The gas oven would not let gas in, so check it found ignitor burnt through,change it,but gas still won't flow through,could control valve be bad ,checked voltage at valve from ignitor side when first turned on get 94vac then goes down to 74vac is this normal I thought it was to be about 3vac at that point can you help?thanks
Answer Billy, You're correct, once a bake setting is made and activated, the A/C voltage, should range between 3.2 and 3.6 VAC, across the two wires that are attached to the safety valve(it usually takes 30 to 60 seconds to reach the voltage). You can also remove the wires from the terminals on the safety valve and check for a "closed" circuit across the terminals.
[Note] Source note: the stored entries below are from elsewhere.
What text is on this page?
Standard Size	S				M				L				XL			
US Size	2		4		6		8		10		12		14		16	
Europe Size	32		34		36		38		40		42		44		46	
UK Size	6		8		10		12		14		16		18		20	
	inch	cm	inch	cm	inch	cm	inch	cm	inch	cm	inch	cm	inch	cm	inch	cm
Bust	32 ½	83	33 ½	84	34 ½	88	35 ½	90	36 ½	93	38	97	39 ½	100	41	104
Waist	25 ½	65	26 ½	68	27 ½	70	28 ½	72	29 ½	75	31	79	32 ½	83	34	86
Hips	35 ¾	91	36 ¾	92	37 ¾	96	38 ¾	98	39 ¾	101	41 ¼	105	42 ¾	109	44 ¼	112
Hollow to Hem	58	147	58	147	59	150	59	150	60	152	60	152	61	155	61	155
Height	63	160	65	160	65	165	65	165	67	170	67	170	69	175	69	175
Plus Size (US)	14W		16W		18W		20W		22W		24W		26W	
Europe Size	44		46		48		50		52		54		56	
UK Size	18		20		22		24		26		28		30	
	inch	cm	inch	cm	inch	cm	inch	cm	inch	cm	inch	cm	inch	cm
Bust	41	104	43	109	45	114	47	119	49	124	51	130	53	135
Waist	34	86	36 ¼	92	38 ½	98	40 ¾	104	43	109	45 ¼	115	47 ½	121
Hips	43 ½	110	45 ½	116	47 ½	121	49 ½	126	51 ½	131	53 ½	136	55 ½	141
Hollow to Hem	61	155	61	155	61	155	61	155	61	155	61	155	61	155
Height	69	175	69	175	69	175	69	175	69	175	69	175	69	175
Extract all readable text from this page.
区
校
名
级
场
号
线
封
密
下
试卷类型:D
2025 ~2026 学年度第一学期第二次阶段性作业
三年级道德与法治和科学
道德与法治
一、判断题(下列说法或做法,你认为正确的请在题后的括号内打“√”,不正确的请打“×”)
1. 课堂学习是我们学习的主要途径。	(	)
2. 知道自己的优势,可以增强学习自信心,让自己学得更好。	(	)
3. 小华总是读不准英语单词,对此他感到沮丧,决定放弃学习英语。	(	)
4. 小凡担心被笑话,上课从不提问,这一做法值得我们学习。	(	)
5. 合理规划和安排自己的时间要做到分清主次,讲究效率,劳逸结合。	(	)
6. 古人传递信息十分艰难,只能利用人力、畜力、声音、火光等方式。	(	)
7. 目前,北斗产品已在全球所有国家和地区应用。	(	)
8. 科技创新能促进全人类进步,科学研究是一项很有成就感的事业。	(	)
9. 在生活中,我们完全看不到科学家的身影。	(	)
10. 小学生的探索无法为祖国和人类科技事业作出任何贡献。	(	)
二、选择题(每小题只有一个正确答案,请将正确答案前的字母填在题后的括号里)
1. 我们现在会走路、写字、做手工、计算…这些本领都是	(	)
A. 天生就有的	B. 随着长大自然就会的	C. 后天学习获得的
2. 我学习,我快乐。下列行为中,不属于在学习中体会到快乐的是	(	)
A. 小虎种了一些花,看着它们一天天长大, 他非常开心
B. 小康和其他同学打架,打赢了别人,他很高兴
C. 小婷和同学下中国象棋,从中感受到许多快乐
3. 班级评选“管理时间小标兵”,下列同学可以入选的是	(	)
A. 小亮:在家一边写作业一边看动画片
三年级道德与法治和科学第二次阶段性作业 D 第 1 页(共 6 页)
If the internal bi metal switch has shorted or "arced" you may get a partial or open circuit. Thanks
When using the right front burner (the main one) at medium to medium high heat, the right rear and left front burners spark continuously. Alternately, when using the right rear burner, the two front burners spark continuously also. Does the spark module need to be replaced? Or is it something more serious? Thanks!
Answer Hello Tina,
The more serious situation would be no sparking. As it stands, it sounds like you have probably dropped a ground to the surface burners. Think of it like this: When you turn on the gas valve a switch is also activated which turns on the spark module. The spark module starts "clicking". This is where the manufacturer has built in a safety device. This safety device actually makes all of the surface burners "click" at the same time. This is in case an untrained individual services the unit and mis-wires the start switches. If all of the surface burner ignitors "click" at the same time, there is no accumulation of gas in the room that can lead to a small but deadly explosion. The surface burner ignitors have to sense the resistance of the flame so the spark module will stop "clicking". If the ground is lost to the main top, as a safety measure, the ignitors will continue to spark to prevent the gas accumulation in the room since they aren't seeing the flame resistance.
To correct the issue, the top of the unit will need to be disassembled and all metal to metal surfaces that screw together will need to be cleaned, (sandpaper does the job great). This will restore the ground connect to the top and stop the clicking. If the issue only occurred on one surface burner, you would need to access the start switch on the gas valve for the particular surface burner and test the surface burner and replace if necessary.
By the using the volt/ohm meter how do we check the spark electrode to know if it is good or defective?
Answer Hello Kenny,
You can test the continuity of the spark electrode for the top burners by going tip to tip. If the ignitor is not working then you want to to check to see if it has cracks or if it is broken. You can test this with a multi-meter TJMA-DMT3. Here is a link on how to use a multi-meter. http://forum.appliancepartspros.com/oven-repair-including-ranges-cooktops/4810-how-check-continuity-ohmmeter.html
What type of reading comes from the spark module to the spark electrode? Is it AC or DC and what is the value (amount)?
Answer Hello Kenny,
The spark module WB13K25 puts out High Voltage that cannot be read with a standard test meter. It puts out over 10KVac to each ignitor. Without a high voltage probe, this cannot be read. It will damage a standard volt/ohm meter.
Hi my range control panel or main control board are not working. I would like to buy this control panel. please advise.
Answer Hi Nathan, your control board or clock is part# WB27T10350. The control panel WB36K10098 is just trim. The overlay WB27K10011 for your clock is just a touchpad and is not electrical. The part number you posted this message on is the spark module [WB13K25]. Hope this helps!